Last year, Gov. Andrew Cuomo created 10 Regional Economic Development Councils to spur private-sector investment and job creation and to better coordinate existing economic-development efforts.
The North Country’s Regional Council generated a lot of excitement and valuable discussion about the strengths and weaknesses of our region and the direction development should take in the North Country.
The largest of New York’s 10 regions, the North Country has some definite challenges, including the lowest incomes in the state. Our unemployment and underemployment are also high — official unemployment in the North Country is 9.8 percent versus 8.2 percent in New York state.
The Regional Council’s strategic plan identified that one of our critical issues was attracting and retaining young workers and that a major strategy would be developing a strong workforce development system. Our region was one of four that was selected as a “best strategic plan” region, and we were awarded more than $100 million for 70 funding requests.

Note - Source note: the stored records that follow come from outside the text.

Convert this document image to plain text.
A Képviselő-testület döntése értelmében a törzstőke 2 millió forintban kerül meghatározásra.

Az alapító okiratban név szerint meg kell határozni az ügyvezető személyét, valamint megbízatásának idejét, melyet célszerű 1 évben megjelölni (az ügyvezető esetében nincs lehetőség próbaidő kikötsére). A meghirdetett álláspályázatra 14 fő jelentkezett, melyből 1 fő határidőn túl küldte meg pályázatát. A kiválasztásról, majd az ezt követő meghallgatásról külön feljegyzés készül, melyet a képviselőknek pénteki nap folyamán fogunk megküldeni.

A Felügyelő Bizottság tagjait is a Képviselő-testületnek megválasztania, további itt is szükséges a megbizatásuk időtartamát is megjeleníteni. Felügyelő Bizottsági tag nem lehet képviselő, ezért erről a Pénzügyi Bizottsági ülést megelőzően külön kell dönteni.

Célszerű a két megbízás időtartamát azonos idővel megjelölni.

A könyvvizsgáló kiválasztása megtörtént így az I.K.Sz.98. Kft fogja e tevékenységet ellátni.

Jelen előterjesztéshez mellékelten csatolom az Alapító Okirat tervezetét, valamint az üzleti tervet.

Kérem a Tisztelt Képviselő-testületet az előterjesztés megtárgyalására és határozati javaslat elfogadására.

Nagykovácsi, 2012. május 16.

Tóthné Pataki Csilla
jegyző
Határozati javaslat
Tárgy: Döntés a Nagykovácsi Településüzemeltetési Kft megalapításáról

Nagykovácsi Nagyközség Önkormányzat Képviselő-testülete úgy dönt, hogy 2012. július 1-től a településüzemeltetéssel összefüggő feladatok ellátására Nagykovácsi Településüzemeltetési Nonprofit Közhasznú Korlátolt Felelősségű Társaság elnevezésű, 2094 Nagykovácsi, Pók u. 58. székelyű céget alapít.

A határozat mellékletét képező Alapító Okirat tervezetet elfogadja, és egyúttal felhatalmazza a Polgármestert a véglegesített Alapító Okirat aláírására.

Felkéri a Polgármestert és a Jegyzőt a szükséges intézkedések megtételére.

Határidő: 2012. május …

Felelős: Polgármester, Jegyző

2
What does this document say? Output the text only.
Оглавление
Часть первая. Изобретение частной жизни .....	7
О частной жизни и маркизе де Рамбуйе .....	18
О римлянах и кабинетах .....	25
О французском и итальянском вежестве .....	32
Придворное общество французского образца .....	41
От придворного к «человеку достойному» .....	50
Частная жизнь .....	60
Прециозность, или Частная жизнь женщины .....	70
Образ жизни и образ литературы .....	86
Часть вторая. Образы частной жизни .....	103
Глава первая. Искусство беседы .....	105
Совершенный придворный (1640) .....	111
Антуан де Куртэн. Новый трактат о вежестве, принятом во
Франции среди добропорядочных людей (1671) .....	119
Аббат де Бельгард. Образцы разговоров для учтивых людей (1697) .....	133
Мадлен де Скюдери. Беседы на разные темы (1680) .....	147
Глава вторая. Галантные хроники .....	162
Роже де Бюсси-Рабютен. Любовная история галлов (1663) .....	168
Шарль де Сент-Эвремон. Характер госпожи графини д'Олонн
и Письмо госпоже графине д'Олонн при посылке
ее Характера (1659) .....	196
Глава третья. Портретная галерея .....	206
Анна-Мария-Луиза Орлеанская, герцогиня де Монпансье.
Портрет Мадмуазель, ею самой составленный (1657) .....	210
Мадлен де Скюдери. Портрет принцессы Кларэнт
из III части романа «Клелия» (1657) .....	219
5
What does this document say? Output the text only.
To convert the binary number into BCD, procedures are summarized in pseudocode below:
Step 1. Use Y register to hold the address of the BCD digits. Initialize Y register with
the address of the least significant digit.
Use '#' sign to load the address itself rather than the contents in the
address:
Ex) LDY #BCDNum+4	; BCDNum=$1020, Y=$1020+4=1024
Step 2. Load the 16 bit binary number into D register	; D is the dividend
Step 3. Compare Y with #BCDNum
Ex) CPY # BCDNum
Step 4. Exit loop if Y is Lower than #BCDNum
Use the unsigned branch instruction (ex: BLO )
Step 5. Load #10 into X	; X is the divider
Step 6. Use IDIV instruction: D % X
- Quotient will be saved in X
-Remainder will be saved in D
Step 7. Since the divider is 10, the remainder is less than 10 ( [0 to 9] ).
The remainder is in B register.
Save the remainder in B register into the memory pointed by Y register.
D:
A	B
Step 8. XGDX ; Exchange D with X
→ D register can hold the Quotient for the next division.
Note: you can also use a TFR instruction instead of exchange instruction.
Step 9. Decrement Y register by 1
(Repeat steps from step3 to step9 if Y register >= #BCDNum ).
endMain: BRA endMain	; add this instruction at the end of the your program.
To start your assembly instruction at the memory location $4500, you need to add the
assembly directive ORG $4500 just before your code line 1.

Bombardier is the recipient of one of the largest grants — $2.5 million — to help with the expansion of their transportation manufacturing facility in Plattsburgh. On the surface, this seems like a win-win: the Regional Council uses our tax dollars to help a company in the hard-hit manufacturing sector expand, and in return, we get good local jobs.
But, as is often the case with big publicly subsidized development deals, scratch the surface and you find some big flaws. Bombardier is projected to create 150 jobs and an additional 30 to 40 construction jobs on its initial expansion. But it was recently revealed that the company is using an contractor from Vermont for the construction jobs, and many of the permanent jobs will be temporary, hourly jobs through an employment agency.
To be sure, our region needs the jobs. But we aren’t getting what we paid for if out-of-state workers are getting the jobs.
A project that seemed so promising is quickly becoming a huge missed opportunity to create good new jobs for local workers. Hiring local workers has greater economic benefits for a region because more money is circulated back into the economy, spurring additional job creation.
Creating good local jobs helps attract and retain young people, keeping our communities growing and more prosperous. Construction unions provide training and apprenticeship programs that create solid career opportunities.
Using local union labor on this job would help our region meet its workforce development goals, ensure safe and good-paying jobs and bring the greatest economic benefit to our community.
The North Country Regional Council’s strategic plan stressed the importance of workforce development and apprenticeship programs, but Bombardier’s employment plans fly in the face of the council’s vision for a big, transformational project.
Other projects receiving public funding could be going the same way, like the Clayton Hotel and Convention Center. This project on the St. Lawrence River received $2.25 million from our Regional Council, but the main contractor, the Krog Corp., has not made any commitment to using local labor and has a history of using low-wage, non-local and non-union workers on its construction jobs.
We need to get our money’s worth from corporate subsidies — whether it’s our tax dollars being used through Regional Councils or other economic-development entities that give public subsidies to corporations in return for job creation.
We need to ask how many decent jobs will actually be created and how many low-wage, gone-tomorrow jobs we are actually subsidizing.
We also need to look at a company’s track record: Are they benefitting the local community?
Whether you work in a building trade, another profession, or are unemployed, you have a right to know how your tax dollars are being spent and to hold companies accountable when they take public money.
Our Regional Council was supposed to increase accountability and pay for performance, getting our communities better results than we have in the past.
Please let your elected officials, especially those that sit on the board of the Regional Economic Development Council, know that you expect your tax dollars to create good local jobs.
Betty Lennon is president of the Northeast Labor Council, and Greg Hart is North Country regional director of the Workforce Development Institute.